Math 120A HW 7 Solutions
-
Let $x \in \{1,\ldots,n\}$.
We want to show that $(\sigma_1\cdots \sigma_r)(x) = \sigma(x)$.
- Case 1:
$x$ is not an element of $B_i$ for any $i$. In this case $\sigma_i(x) = x$ for every $i$, and also $\sigma(x) = x$ (because if $\sigma(x) \ne x$ then the orbit of $x$ under $\sigma$ would have more than one element, and $x$ would be contained in some non-singleton orbit $B_i$.)
So in this case we have $(\sigma_1\cdots \sigma_r)(x) = x = \sigma(x)$.
- Case 2: $x \in B_i$ for some $i$. In this case, fixing such an $i$, we have $\sigma_i(x) = \sigma(x)$.
Also in this case, $x$ is not an element of $B_j$ for any $j \ne i$, because the orbits of $\sigma$ are disjoint.
Moreover, $\sigma(x)$ is not an element of $B_j$ for any $j \ne i$, because $\sigma(x)$ is in the same orbit as $x$.
So we have $\sigma_j(x) = x$ and $\sigma_j(\sigma(x)) = \sigma(x)$ for all $j \ne i$.
Therefore $(\sigma_1\cdots \sigma_r)(x) = (\sigma_1 \cdots \sigma_{i-1})(\sigma_i)(\sigma_{i+1}\cdots \sigma_r)(x) = (\sigma_1 \cdots \sigma_{i-1})(\sigma_i)(x) = (\sigma_1 \cdots \sigma_{i-1})(\sigma(x)) = \sigma(x)$.
-
First let's compute $\sigma = \begin{pmatrix}
1&2&3&4&5\\
1&2&4&5&3
\end{pmatrix}$.
- $\sigma = (3\;4\;5)$.
- $\sigma = (3\;4)(4\;5)$ (for example.)
- No. In general, if a permutation $\rho$ is a product of disjoint transpositions $\tau_1\cdots\tau_n$, then $\rho^2 = (\tau_1\cdots\tau_n)^2 = \tau_1^2\cdots\tau_n^2 = \text{identity}$ because disjoint cycles commute and the square of every transposition is the identity.

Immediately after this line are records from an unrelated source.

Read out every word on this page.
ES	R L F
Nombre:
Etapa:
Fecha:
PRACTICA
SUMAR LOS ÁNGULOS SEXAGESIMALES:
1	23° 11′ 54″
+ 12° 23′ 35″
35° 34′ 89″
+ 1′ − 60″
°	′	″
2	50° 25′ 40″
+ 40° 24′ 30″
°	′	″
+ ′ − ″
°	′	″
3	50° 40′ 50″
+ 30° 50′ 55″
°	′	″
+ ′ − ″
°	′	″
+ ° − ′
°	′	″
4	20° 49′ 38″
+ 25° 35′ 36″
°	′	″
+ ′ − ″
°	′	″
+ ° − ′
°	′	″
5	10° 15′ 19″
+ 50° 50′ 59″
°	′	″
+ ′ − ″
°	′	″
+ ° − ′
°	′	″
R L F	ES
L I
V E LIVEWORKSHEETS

However, $\sigma^2 \ne \text{identity}$.
-
The elements of $A_4$ are the identity permutation,
$(1\;2)(3\;4)$, $(1\;3)(2\;4)$, $(1\;4)(2\;3)$,
$(2\;3\;4)$, $(2\;4\;3)$, $(1\;3\;4)$, $(1\;4\;3)$, $(1\;2\;4)$, $(1\;4\;2)$, $(1\;2\;3)$, and $(1\;3\;2)$.
-
In this problem we give geometric interpretations of the alternating groups $A_3$ and $A_4$.
-
The elements of $A_3$ correspond to rotations by $0^\circ$, $120^\circ$, and $240^\circ$ around the center of the triangle.
(Speaking in terms of algebra instead of geometry, you could say that the elements of $A_3$ are the rotations $\sigma_1$, $\sigma_2$, and $\sigma_3$ in $D_3$ as we have defined it.)
-
No, for example the element $\sigma = (1\;2\;3) \in A_4$ does not
correspond to any symmetry of the square, because the distance from vertex
$1$ to vertex $4$ is not equal to the distance from vertex $\sigma(1)$ (${}=
2$) to vertex $\sigma(4)$ (${}= 4$.) Another way to see that the answer
is "no" is to observe that $A_4$ has $12$ elements, but there are only $8$
symmetries of the square (equivalently, $D_4$ has only $8$ elements.)
-
Every element of $A_4$ is either $(a\;b\;c)$ for some distinct $a,b,c \in \{1,2,3,4\}$, or $(a\;b)(c\;d)$ for some distinct $a,b,c,d \in \{1,2,3,4\}$, or the identity element.
The symmetry corresponding to $(a\;b\;c)$ is a rotation by $120^\circ$ around the line through $d$ and the center of $\triangle abc$. (The rotation is in the direction from $a$ to $b$.)
The symmetry corresponding to $(a\;b)(c\;d)$ is a rotation by $180^\circ$ around the line through the midpoints of $\overline{ab}$ and $\overline{cd}$.
The symmetry corresponding to the identity element of $A_4$ is the identity function on Euclidean space, which you could describe as a rotation of $0^\circ$ around any axis.